As another example, I hear this, but I don't know how to write that and search for the meanings in the dictionary. Regarding the sound of ce in the audio, I would like to write as “c'est”. Or regarding the sound of komo, I would like to write “comme aux” or “comme un”. Finally, I have no clue about matna!!


There would be no ambiguity in your first example, "e le taks" cannot be but "et les taxes", as "les" and "le" are pronounced differently (not to mention that in singular, that would be "la taxe").

The second example transcript is "Maintenant, commencez !".

There is no simple way to convert what your hear phonetically to words and sentences, although this is what computers are trying to do with varying results.

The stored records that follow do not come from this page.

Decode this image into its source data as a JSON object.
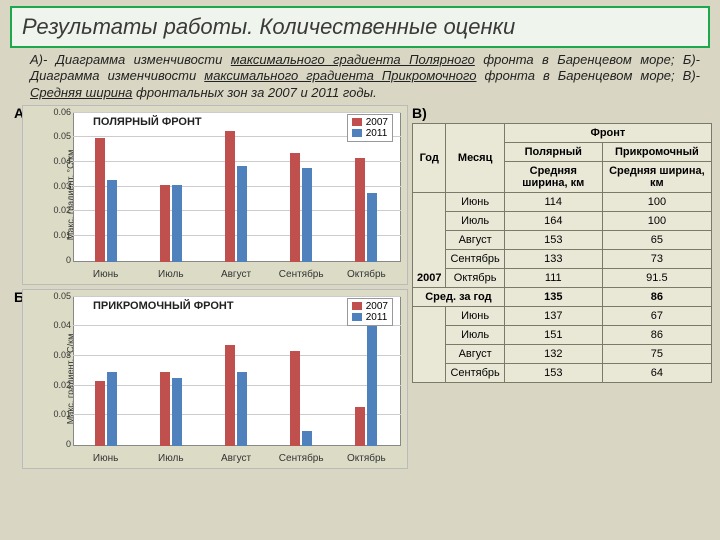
{
  "title": "Результаты работы. Количественные оценки",
  "description_parts": {
    "a_pre": "А)- Диаграмма изменчивости ",
    "a_u": "максимального градиента Полярного",
    "a_post": " фронта в Баренцевом море; Б)- Диаграмма изменчивости ",
    "b_u": "максимального градиента Прикромочного",
    "b_post": " фронта в Баренцевом море; В)- ",
    "c_u": "Средняя ширина",
    "c_post": " фронтальных зон за 2007 и 2011 годы."
  },
  "labels": {
    "a": "А)",
    "b": "Б)",
    "v": "В)"
  },
  "legend": {
    "s1": "2007",
    "s2": "2011"
  },
  "colors": {
    "s1": "#c0504d",
    "s2": "#4f81bd",
    "grid": "#cccccc",
    "panel": "#dcdcc6",
    "plot_bg": "#ffffff",
    "table_bg": "#e9e7d6"
  },
  "months": [
    "Июнь",
    "Июль",
    "Август",
    "Сентябрь",
    "Октябрь"
  ],
  "chartA": {
    "title": "ПОЛЯРНЫЙ ФРОНТ",
    "ylabel": "Макс. градиент, °С/км",
    "ymax": 0.06,
    "ytick_step": 0.01,
    "s2007": [
      0.05,
      0.031,
      0.053,
      0.044,
      0.042
    ],
    "s2011": [
      0.033,
      0.031,
      0.039,
      0.038,
      0.028
    ]
  },
  "chartB": {
    "title": "ПРИКРОМОЧНЫЙ ФРОНТ",
    "ylabel": "Макс. градиент, °С/км",
    "ymax": 0.05,
    "ytick_step": 0.01,
    "s2007": [
      0.022,
      0.025,
      0.034,
      0.032,
      0.013
    ],
    "s2011": [
      0.025,
      0.023,
      0.025,
      0.005,
      0.048
    ]
  },
  "table": {
    "headers": {
      "year": "Год",
      "month": "Месяц",
      "front": "Фронт",
      "polar": "Полярный",
      "edge": "Прикромочный",
      "width": "Средняя ширина, км"
    },
    "avg_label": "Сред. за год",
    "years": [
      {
        "year": "2007",
        "rows": [
          {
            "m": "Июнь",
            "p": 114,
            "e": 100
          },
          {
            "m": "Июль",
            "p": 164,
            "e": 100
          },
          {
            "m": "Август",
            "p": 153,
            "e": 65
          },
          {
            "m": "Сентябрь",
            "p": 133,
            "e": 73
          },
          {
            "m": "Октябрь",
            "p": 111,
            "e": 91.5
          }
        ],
        "avg_p": 135,
        "avg_e": 86
      },
      {
        "year": "",
        "rows": [
          {
            "m": "Июнь",
            "p": 137,
            "e": 67
          },
          {
            "m": "Июль",
            "p": 151,
            "e": 86
          },
          {
            "m": "Август",
            "p": 132,
            "e": 75
          },
          {
            "m": "Сентябрь",
            "p": 153,
            "e": 64
          }
        ]
      }
    ]
  }
}
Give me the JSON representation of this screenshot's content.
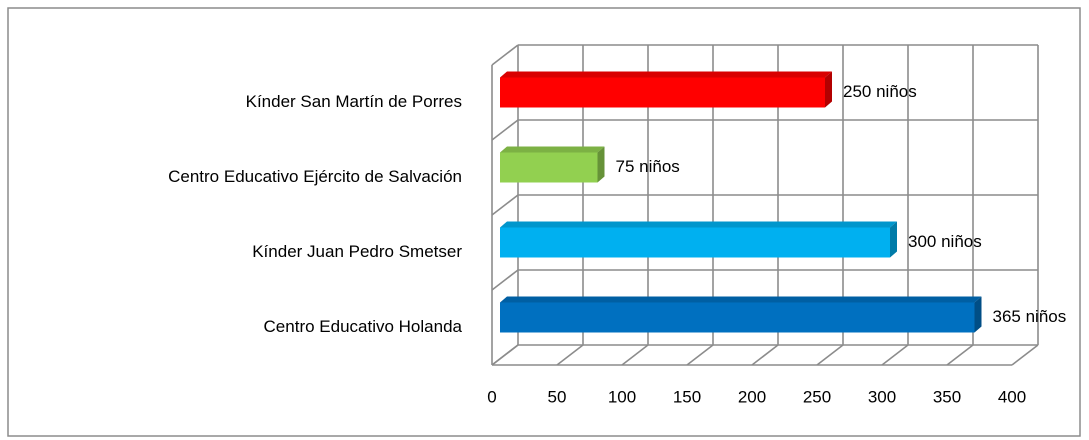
{
  "chart_data": {
    "type": "bar",
    "orientation": "horizontal",
    "categories": [
      "Kínder San Martín de Porres",
      "Centro Educativo Ejército de Salvación",
      "Kínder Juan Pedro Smetser",
      "Centro Educativo Holanda"
    ],
    "values": [
      250,
      75,
      300,
      365
    ],
    "value_labels": [
      "250 niños",
      "75 niños",
      "300 niños",
      "365 niños"
    ],
    "colors": [
      "#ff0000",
      "#92d050",
      "#00b0f0",
      "#0070c0"
    ],
    "xlim": [
      0,
      400
    ],
    "xticks": [
      0,
      50,
      100,
      150,
      200,
      250,
      300,
      350,
      400
    ],
    "grid": true
  }
}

Only experience will give you the ability to train your ear to french phonems and then understand spoken French.

This would be the case with most and probably all languages anyway.

  • I would stress that every one of Mahmood's examples can be distinguished simply by the pronounciation (or the accents). As well, one would be able to know how to write what one hears simply by knowing how to spell each words. The principle is the same as any language.
    – soph-e
    Aug 25 '14 at 16:12

A few points:

  • when you hear a language you know sense comes across before phonology. A common example that came from language learning is telling a 5 year-old "The boy who has a red sweater is going to school", who repeated it as "the red boy is going to school" because he could internalize the phrase but no express the relative himself
  • most languages are not pronounced as they are written, you seem to be pretty fluent in English, so you probably know it's also a pretty bad offender in that respect, http://en.wikipedia.org/wiki/Ghoti being the canonical example, this poem is funnier http://www.spellingsociety.org/journals/j17/caos.php .
  • liaisons and final consonants are inherited from 1500s French (http://en.wikipedia.org/wiki/Phonological_history_of_French) when all final vowels were still pronounced. When a French person writes 'droit', because of derivatives (droite, droiture, adroit, adroite) and liaisons, there's no way the word isn't written with a final "t", so when you speak French it kind of makes sense.
  • reading is a very good indicator of literacy, if you read a lot of French you will know that there is no 'droi' 'droix', 'drois', 'droua' or in your example 'tax','taks'. When you look for a word from sound, only 2-3 written forms are in the language when many more could be possible with phonological rules.
  • when someone speaks fast, some parts of the words are dropped. Which parts are important kept depends on the language and region, but Paris French does this a lot. "Maintenant" is pronounced "Maint-nan" instead of "Main-teu-nan", the worst example I can think of is "c'est parce que" pronounced "sspasskeu" when speaking fast. You have to get used to it by hearing it, I don't think there are any hard rules for it.

So not really a French specific answer, but the more you study, the more it comes together, with all the factors above.